Fogo cruzado, lado escuro da lua, caminho de Júpiter (sem monólito) e exposto na luz, na brisa metálica que arejava agora o antes cálido ambiente, foi destoando do que sobrava de inicio, das juras flecheiras, das promessas brejeiras, dos tanques cheios de perfume etéreo, das figuras de linguagem que se grudaram ao amor.

Tentando salvar, adicionaram vários condimentos apenas deixando o todo com gosto de partes, inconclusivo, indecifrável e por isso intragável em sua globalização demente. Erraram a mão feio, feio feito belo pelos olhos deles que já não viam beleza dentro, só fora.

Passaram assim nas fases com louvor, atingiram a silenciosa, as acusações, raivas, rancores e afins rastejando pelo chão lhes mordiscando os pés como filhotes famintos, iam levando assim, novela, novena, procissão em desgraça, via crucis sem cruz no final, eram dois lares em um e provaram mesmo aquela lei física que impede dois corpos de ocuparem o mesmo espaço ao mesmo tempo, quando aconteceu da ultima vez, era assunto de foto amarela do tempo.
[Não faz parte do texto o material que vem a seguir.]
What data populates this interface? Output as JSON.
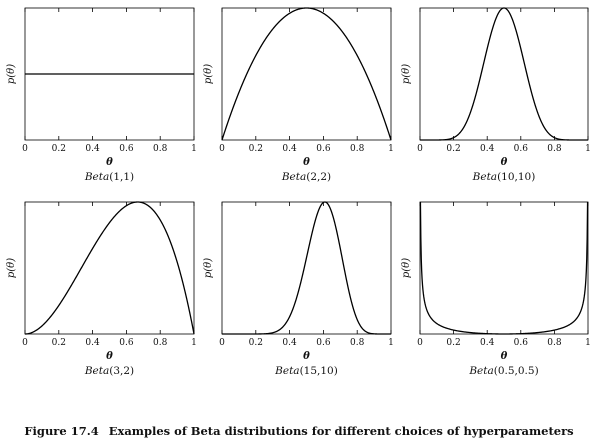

Então, um simplesmente não suportou mais o fardo amargo, resolveu resolver a seu jeito se o outro não sabia como por de novo em cada letra da palavra morta o sentido original da coisa. Fez a toca/teia, velas, comida esmerada, bebida gelada, no outro surpresa e um deja-vu quase lhe roubou o momento crente que ficou de estar no lugar errado.

Comeram, beberam, falaram pouco, medo de espantar as quatro letras que começavam de novo a se dar as mãos, iam enfrentar os sentimentos rastejantes da casa, era um pressagio. Então, a visão dele turvou, parafina nos olhos, embaçados, onde? Como? Quem? Quando? O outro lhe amparava a cabeça, olhar de entendo, vai passar logo, descanse, não se apoquente.

Lagrima fina escorreu do olho esquerdo, não quatro mas cinco letras que navegavam nela o outro sentiu mas fez pouco pois ia acabar em momentos, que não se apegasse a sentimentos ruins na hora de ir, assim não era bom, que fosse em paz. E o outro foi, num espasmo, travou o pescoço e depois virou a cabeça num esgar amparado pelos lábios do amante em sua testa.

Fim do ato, ele gentilmente arrastou o peso até a cozinha, largou-o no meio do recinto e sentou-se um momento para descansar, recuperar o fôlego perdido. Olhou para o corpo no chão, uma sensação quente se apossou dele, um sentimento há muito saudoso, ergueu-se e começou e então a retalhar aquilo que um dia chamou de amor.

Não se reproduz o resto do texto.